17. The linguistic information detecting apparatus according to claim 7, further comprising means for recording the movement of the articulator during speech and information input from a source other than the movement of the articulator.

18. The language according to claim 17, wherein the correspondence is recorded and updated at any time or based on an instruction based on movement of the articulator during speech and information input from other than movement of the articulator. Information detection device.

19. A system comprising: means for calculating the certainty factor of the movement of the articulator during speech; and means for calculating the certainty factor of the information input from other than the movement of the articulator. 19. The language information detecting device according to claim 18, further comprising means for controlling recording and updating in accordance with the language information.

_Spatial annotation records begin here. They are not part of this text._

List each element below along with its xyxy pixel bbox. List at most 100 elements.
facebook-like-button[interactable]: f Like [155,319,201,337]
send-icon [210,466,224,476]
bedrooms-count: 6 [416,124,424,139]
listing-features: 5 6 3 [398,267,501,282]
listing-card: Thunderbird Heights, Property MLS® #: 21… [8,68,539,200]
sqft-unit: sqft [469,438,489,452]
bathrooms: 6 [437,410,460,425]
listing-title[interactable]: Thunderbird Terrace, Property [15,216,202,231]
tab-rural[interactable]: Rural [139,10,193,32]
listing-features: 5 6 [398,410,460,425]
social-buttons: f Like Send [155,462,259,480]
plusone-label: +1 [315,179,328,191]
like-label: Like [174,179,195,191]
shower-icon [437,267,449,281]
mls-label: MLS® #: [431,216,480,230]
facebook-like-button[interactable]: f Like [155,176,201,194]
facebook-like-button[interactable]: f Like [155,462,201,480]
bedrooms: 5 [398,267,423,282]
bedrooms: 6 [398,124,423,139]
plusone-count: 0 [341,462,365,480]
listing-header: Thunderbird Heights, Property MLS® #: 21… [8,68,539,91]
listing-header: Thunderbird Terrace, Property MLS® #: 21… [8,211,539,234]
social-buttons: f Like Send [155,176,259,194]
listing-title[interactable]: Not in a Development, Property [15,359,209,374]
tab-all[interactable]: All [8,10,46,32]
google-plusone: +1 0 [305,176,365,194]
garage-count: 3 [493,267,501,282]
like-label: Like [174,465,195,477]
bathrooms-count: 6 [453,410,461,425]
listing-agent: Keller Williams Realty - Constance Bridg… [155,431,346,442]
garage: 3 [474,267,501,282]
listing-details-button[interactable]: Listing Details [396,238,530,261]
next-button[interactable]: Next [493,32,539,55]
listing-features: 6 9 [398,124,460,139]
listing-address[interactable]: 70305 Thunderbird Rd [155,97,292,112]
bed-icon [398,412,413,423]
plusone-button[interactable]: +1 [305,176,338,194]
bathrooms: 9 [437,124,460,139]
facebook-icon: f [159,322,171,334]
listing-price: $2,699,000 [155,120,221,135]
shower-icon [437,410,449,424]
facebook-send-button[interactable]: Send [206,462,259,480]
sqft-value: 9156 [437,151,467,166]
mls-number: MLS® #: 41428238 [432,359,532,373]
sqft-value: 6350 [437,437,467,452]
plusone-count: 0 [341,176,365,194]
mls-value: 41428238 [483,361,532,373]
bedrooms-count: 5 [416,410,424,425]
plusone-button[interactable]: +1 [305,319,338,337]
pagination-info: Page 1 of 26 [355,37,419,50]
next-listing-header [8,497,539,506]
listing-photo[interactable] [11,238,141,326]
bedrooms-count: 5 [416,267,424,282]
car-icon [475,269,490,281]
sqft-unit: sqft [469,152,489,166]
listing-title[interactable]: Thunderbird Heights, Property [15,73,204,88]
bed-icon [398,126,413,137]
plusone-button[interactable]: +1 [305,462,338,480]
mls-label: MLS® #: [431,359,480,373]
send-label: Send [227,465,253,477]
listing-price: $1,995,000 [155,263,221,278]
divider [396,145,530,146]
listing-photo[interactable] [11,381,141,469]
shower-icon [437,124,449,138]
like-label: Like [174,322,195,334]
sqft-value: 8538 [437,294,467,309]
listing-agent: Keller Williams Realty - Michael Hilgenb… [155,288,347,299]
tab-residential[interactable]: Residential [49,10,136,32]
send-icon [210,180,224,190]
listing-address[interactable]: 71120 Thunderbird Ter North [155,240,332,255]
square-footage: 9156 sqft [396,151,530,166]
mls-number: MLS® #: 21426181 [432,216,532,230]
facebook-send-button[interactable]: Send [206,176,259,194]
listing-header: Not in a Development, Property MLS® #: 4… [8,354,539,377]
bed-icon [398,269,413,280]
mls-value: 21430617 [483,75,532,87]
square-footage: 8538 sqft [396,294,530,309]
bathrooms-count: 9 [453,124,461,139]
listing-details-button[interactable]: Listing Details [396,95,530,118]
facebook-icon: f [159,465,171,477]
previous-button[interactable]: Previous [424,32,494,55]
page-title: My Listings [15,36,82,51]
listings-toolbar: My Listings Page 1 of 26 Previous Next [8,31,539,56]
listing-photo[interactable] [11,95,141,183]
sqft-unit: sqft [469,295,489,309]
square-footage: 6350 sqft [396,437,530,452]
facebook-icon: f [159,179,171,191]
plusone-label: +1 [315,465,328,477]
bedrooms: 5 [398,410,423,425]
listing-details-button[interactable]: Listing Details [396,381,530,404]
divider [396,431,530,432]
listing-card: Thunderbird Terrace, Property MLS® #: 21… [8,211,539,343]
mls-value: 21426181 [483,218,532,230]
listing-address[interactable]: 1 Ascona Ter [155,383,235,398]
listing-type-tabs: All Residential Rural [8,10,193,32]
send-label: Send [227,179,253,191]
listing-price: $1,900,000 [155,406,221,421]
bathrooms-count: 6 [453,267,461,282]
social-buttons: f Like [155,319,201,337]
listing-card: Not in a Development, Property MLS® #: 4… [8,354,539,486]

20. Means for calculating the certainty of the movement of the articulator during speech, and means for calculating the certainty of information input from other than the movement of the articulator, wherein one of the inputted certainties is determined. If the value is equal to or less than a predetermined value, a detection result is output based on the other input and the other characteristic corresponding to the input, and when both confidences are equal to or more than a predetermined value,
19. The linguistic information detection device according to claim 7, wherein the linguistic information detection device outputs a detection result at the same time as updating the correspondence according to the obtained certainty factors.

21. In the case of performing voice recognition, a recognition result based on the motion information of the articulator, a result of recognizing information input from a source other than the motion of the articulator, or a result of selecting or synthesizing the information is used. 21. The language information detecting device according to claim 7, further comprising means for presenting to a person.

22. A method according to claim 1, further comprising: inputting information other than the articulator movement associated with the articulator movement, and the articulator movement during speech. A medium that records the correspondence of

23. The linguistic information associating device according to claim 1, 3, 3 or 4, the linguistic information estimating device according to claim 5, the articulator movement estimating device according to claim 6, or A telephone device comprising the language information detecting device according to claim 7.